Accident Data Analysis
All living humans continually bear a certain degree of risk of injury or death. Exponent’s statisticians and data scientists specialize in determining whether a particular activity or product poses an unreasonable risk. Risk estimation involves establishing a reference period and then collecting information about the number of accidents, injuries (or other adverse events) suffered, and the amount of exposure during this period. Because risk is expressed as a rate, measures of both frequency (numerator) and exposure (denominator) are required.
Risk of injury or fatality associated with an activity or a consumer product may be difficult to understand in the abstract. Comparison with the injury or fatality risk associated with familiar products and activities allows the reader to put the risk into context.
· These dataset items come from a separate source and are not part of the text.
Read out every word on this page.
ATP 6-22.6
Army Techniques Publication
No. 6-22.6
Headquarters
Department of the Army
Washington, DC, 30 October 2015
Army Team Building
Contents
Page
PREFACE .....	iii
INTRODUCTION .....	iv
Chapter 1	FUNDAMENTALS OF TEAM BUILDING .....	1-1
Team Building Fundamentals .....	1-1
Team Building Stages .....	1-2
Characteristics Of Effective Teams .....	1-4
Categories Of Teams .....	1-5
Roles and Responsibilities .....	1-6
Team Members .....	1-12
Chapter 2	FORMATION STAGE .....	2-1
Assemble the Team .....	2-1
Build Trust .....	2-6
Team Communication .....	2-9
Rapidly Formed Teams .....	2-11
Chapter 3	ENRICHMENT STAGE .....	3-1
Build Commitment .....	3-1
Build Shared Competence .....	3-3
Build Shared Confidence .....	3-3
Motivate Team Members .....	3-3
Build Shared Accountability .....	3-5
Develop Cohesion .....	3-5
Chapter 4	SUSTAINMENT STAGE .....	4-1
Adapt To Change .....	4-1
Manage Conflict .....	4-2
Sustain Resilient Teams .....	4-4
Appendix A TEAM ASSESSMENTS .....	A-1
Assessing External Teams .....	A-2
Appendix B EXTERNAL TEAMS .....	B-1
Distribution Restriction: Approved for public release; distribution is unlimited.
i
Information on the frequency of adverse events is usually obtained from observational data collected in reporting systems maintained by government or private sources.
To quantify how machines, vehicles, consumer products, and components behave in their real-world environments, we have developed one of the largest in-house collections of accident and incident data in the country. The in-house accident databases that we maintain include federal traffic crash data:
- Fatality Analysis Reporting System (FARS)
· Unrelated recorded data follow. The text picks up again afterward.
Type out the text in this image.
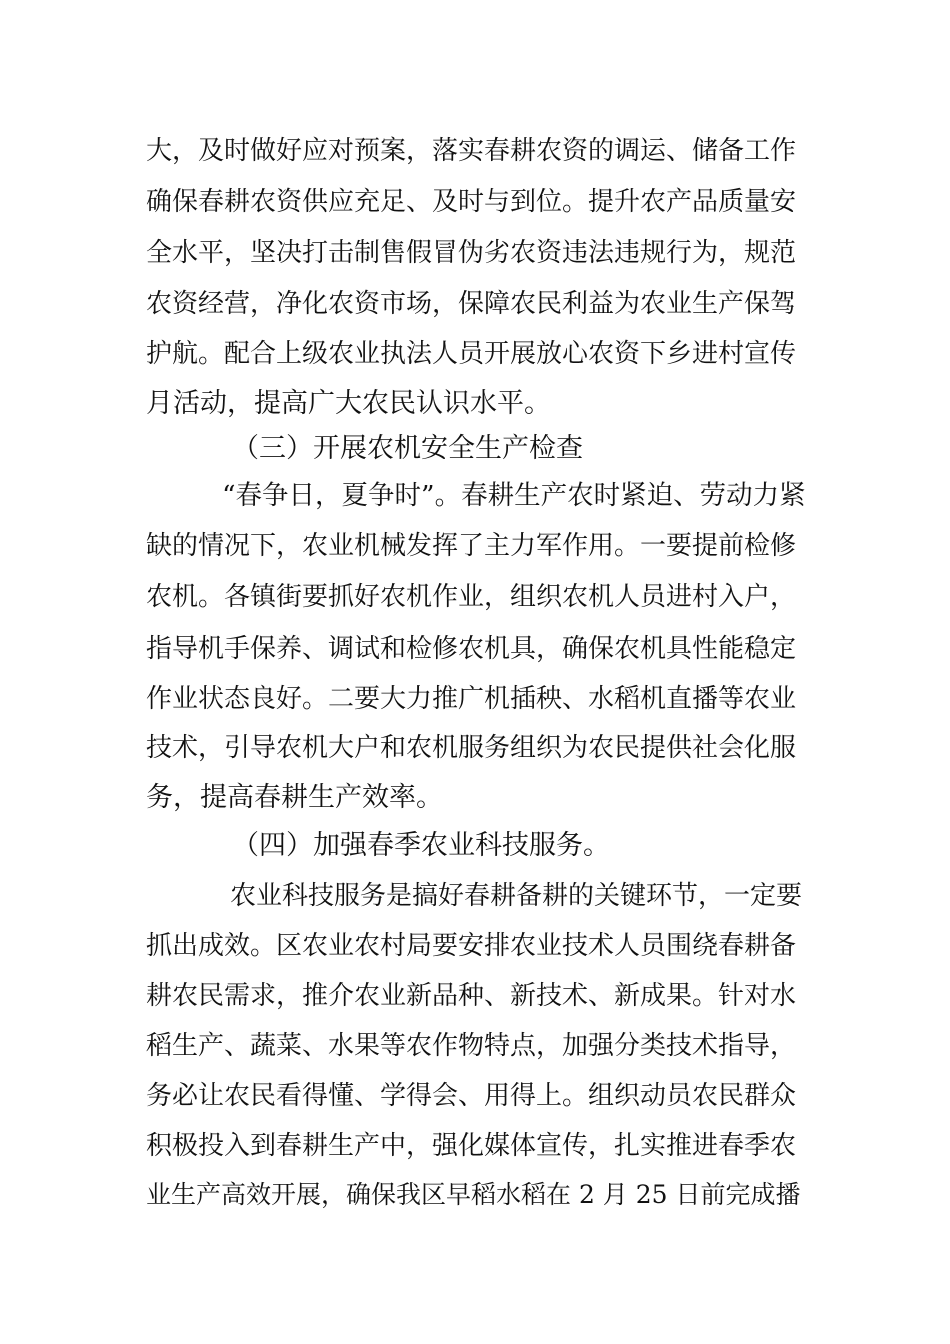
大，及时做好应对预案，落实春耕农资的调运、储备工作
确保春耕农资供应充足、及时与到位。提升农产品质量安
全水平，坚决打击制售假冒伪劣农资违法违规行为，规范
农资经营，净化农资市场，保障农民利益为农业生产保驾
护航。配合上级农业执法人员开展放心农资下乡进村宣传
月活动，提高广大农民认识水平。
（三）开展农机安全生产检查
“春争日，夏争时”。春耕生产农时紧迫、劳动力紧
缺的情况下，农业机械发挥了主力军作用。一要提前检修
农机。各镇街要抓好农机作业，组织农机人员进村入户，
指导机手保养、调试和检修农机具，确保农机具性能稳定
作业状态良好。二要大力推广机插秧、水稻机直播等农业
技术，引导农机大户和农机服务组织为农民提供社会化服
务，提高春耕生产效率。
（四）加强春季农业科技服务。
农业科技服务是搞好春耕备耕的关键环节，一定要
抓出成效。区农业农村局要安排农业技术人员围绕春耕备
耕农民需求，推介农业新品种、新技术、新成果。针对水
稻生产、蔬菜、水果等农作物特点，加强分类技术指导，
务必让农民看得懂、学得会、用得上。组织动员农民群众
积极投入到春耕生产中，强化媒体宣传，扎实推进春季农
业生产高效开展，确保我区早稻水稻在 2 月 25 日前完成播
- National Automotive Sampling System (NASS)
- Large Truck Crash Causation Study (LTCCS)
We also have access to Police Accident Report data (PARS) from 23 states.
Other incident databases that we access regularly are the National Fire Incident Reporting System (NFIRS) and the Consumer Product Safety Commission’s (CPSC’s) National Electronic Injury Surveillance System (NEISS), and the National Highway Traffic Safety Administration’s (NHTSA’s) Complaint, Recall and Special Crash Investigation (SCI) databases.
We apply our expertise in accident data analysis in a number of areas, including:
- Motor vehicles
- Consumer products
- Medical devices
- Health and environment
- Engineering reliability
Judging whether the risk of an activity or product is "unreasonable" is typically not as straightforward as merely estimating its risk. In some instances, there may be an absolute standard or risk threshold that cannot be exceeded. When no standard exists, the approach developed at Exponent—and subsequently adopted by such federal agencies as the U.S. Consumer Product Safety Commission—involves comparing the risk and benefits of the activity or product in question to other activities or products judged to be similar in key respects.
Exposure is usually determined from administrative records or sample surveys. Because most accident data analyses are conducted using observational studies, rather than controlled experiments, care must be taken in making comparative risk and benefit judgments. Specifically, before declaring a difference in risk to be significant, one should consider whether any factors other than the factor of primary interest could also have influenced (or "confounded") the outcome and, if so, should adjust for such an effect. This consideration has stimulated the development of increasingly sophisticated statistical approaches to accident data analysis. Exponent is well known for our development of graphical methods for expressing the idea of relative risk and the concept of rare event. These methods help to put risk into perspective.